Ha trasformato i debiti di Moldovagaz in obbligazioni statali, ha assicurato alla Transnistria — la regione separatista di fatto occupata fin dal 1992 — forniture scontate, alimentando
malcontento nel resto del Paese per indebolire il governo filo-occidentale di Sandu e il percorso di integrazione europea.
Nonostante le importazioni e i fondi Ue, la povertà rurale resta grave. Pesano il calo delle rimesse dai moldavi all’estero e l’invecchiamento della popolazione.
La cura europea
Ma, contrariamente alle aspettative di Mosca, l’insoddisfazione non ha portato i moldavi a buttarsi nelle braccia del padrone da cui si sono liberati nell’agosto 1991.
Hanno preferito ricette più difficili e impegnative. Hanno considerato essenziale il progresso verso l’Ue e le riforme strutturali che implica. Hanno capito che la dipendenza energetica dalla Russia aumenta non solo i rischi politici ma anche quelli per l’agricoltura e lo sviluppo sostenibile.
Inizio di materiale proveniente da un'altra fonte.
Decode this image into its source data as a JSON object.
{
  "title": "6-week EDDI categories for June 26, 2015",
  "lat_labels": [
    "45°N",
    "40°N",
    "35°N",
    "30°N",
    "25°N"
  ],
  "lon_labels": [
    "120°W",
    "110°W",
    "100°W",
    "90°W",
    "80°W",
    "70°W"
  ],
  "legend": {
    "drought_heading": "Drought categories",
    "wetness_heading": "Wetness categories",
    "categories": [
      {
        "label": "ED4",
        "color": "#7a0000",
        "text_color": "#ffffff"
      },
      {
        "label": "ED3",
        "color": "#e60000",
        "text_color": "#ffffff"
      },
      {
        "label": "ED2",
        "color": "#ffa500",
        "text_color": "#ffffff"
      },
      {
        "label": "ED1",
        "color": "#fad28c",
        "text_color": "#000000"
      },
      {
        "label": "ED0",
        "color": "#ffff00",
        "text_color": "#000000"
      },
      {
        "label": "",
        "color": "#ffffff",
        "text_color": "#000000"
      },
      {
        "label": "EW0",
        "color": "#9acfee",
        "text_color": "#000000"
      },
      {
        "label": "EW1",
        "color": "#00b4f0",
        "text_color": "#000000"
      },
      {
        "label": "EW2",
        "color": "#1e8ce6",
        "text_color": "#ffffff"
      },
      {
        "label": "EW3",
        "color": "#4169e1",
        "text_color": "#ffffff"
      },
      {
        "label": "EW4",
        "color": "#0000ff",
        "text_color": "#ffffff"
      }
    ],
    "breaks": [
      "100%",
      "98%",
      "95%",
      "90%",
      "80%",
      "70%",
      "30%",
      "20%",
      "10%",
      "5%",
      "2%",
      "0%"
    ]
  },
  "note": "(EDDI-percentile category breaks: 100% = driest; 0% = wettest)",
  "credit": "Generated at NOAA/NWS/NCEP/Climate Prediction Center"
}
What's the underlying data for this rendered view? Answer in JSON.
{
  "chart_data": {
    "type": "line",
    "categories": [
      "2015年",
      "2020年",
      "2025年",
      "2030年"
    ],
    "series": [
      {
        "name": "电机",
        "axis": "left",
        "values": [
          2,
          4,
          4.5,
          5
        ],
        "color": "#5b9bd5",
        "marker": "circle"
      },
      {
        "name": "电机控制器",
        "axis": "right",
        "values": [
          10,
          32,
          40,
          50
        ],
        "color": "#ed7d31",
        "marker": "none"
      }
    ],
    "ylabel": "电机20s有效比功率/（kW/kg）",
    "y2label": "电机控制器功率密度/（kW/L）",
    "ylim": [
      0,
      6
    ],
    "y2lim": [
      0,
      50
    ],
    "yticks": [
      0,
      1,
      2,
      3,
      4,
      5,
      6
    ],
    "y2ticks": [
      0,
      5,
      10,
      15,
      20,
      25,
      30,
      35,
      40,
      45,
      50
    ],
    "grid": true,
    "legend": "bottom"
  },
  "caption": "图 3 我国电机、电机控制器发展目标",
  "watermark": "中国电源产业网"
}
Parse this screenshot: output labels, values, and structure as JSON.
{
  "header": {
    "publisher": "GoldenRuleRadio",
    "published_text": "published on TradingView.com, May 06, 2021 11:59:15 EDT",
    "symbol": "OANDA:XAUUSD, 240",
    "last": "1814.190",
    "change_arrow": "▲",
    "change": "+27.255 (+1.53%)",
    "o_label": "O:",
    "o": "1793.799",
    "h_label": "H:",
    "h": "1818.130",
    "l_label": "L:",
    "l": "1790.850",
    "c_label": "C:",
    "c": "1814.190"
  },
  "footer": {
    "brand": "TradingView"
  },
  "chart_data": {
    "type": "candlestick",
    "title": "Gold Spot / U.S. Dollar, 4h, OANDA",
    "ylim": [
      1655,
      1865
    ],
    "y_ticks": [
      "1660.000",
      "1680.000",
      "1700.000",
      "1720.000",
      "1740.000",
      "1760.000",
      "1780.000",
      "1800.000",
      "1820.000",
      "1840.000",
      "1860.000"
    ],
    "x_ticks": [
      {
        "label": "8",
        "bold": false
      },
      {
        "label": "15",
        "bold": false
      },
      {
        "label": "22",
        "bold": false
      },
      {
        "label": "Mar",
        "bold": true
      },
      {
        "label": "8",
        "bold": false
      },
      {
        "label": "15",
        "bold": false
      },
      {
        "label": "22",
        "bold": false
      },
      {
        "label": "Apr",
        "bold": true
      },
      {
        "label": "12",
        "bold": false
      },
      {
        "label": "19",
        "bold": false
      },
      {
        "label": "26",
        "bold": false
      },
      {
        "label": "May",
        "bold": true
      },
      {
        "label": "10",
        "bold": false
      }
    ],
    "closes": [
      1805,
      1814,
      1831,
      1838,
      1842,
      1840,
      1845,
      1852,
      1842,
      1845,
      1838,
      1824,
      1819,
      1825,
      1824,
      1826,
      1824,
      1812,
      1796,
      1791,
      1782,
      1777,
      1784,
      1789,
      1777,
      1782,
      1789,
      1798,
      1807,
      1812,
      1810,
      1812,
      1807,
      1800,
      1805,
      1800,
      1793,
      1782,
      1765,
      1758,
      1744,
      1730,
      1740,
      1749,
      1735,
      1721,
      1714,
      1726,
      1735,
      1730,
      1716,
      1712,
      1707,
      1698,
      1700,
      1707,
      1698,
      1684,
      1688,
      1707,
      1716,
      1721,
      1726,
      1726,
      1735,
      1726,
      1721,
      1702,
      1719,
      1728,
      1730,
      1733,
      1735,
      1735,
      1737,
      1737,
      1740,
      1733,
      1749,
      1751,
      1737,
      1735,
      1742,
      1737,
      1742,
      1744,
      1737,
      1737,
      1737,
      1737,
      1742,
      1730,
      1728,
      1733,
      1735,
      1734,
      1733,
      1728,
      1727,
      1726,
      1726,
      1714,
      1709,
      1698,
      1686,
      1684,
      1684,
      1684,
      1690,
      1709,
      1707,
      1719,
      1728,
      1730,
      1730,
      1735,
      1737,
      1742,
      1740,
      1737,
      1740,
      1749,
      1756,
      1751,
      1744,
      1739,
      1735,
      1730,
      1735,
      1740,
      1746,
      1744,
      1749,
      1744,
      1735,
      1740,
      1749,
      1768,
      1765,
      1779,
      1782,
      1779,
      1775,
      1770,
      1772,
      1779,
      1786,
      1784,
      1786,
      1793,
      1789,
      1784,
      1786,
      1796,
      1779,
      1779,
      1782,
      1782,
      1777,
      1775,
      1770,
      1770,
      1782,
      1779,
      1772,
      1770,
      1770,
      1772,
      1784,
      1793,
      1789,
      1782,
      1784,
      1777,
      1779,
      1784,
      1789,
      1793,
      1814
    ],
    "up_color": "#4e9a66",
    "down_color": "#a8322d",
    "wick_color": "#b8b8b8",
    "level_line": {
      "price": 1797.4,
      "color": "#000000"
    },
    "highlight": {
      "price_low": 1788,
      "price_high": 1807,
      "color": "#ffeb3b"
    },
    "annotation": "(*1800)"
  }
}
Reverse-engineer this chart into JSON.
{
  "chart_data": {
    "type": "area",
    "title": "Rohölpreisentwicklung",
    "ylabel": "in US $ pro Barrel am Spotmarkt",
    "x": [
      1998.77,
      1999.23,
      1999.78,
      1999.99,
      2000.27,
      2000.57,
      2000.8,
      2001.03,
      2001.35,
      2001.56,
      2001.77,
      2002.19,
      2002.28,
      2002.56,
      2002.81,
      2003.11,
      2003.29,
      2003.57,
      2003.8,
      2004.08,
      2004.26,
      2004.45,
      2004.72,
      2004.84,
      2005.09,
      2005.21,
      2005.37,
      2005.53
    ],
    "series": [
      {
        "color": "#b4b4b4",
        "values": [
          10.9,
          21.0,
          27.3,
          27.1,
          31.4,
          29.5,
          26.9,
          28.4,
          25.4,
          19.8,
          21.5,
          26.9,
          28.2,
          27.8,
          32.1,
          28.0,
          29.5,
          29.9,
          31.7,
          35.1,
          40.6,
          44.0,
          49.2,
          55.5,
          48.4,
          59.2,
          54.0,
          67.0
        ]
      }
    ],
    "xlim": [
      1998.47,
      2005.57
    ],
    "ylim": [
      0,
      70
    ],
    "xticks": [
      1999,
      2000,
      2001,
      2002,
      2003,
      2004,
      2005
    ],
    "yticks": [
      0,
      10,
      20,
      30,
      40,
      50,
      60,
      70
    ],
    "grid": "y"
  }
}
Vista da Bruxelles, la vittoria europeista ai seggi ridimensiona, almeno in parte, i dubbi sulle drastiche divisioni interne e sulla tenuta delle istituzioni e dell’opinione pubblica, finora ritenute non sufficientemente stabili per un’integrazione efficace nell’Ue.
“Il risultato elettorale indica una riduzione delle fragilità”, dice a Fanpage.it Nicoletta Pirozzi, responsabile del programma Ue, politica e istituzioni dell’Istituto affari internazionali (Iai).
Per l’Ue, che ha gettato il cuore oltre l’ostacolo associando la Moldavia all’Ucraina nella sua candidatura all’adesione e investendo nel Paese, si trattava di non ritrovarsi poi con un candidato in preda a una deriva autoritaria, euroscettica ed essenzialmente pro-Putin. Quindi, ci si è mossi con i piedi di piombo.
Ora, le cose cambiano. “Il voto di domenica dà una spinta, offre all’Ue l’opportunità per accelerare il processo di adesione”, osserva Pirozzi. Problema: il percorso è legato a quello dell’Ucraina e l’adesione di Kyiv è bloccata dal veto dell’Ungheria.
Se un’intesa con Budapest si rivelasse impossibile, “si potrebbe valutare una separazione dei processi di adesione di Moldavia e Ucraina, o almeno permettere alla Moldavia di aprire i capitoli delle trattative indipendentemente”.
Nel frattempo, “l’Ue dovrà mostrare ai cittadini moldavi i benefici concreti e immediati del suo sostegno, con iniziative pratiche e costanti”, commenta a Fanpage.it Rasmus Nillson, docente alla Scuola di slavistica e studi sull’Europa orientale presso l’University College di Londra.
“Le visioni a lungo termine sull’adesione sono importanti, ma da sole non bastano: la fiducia rischia di diminuire, se i progressi socio-economici non saranno presto visibili”. Soprattutto, nelle regioni agricole più decentrate. In Gagauzia, il Pas ha preso solo il 3 per cento.
“Vogliamo essere Europa ma dovremo fare molta attenzione con le riforme necessarie”, avverte ancora Pistrinciuc. “La Russia cercherà di sfruttarne ogni aspetto impopolare o anche solo critico”.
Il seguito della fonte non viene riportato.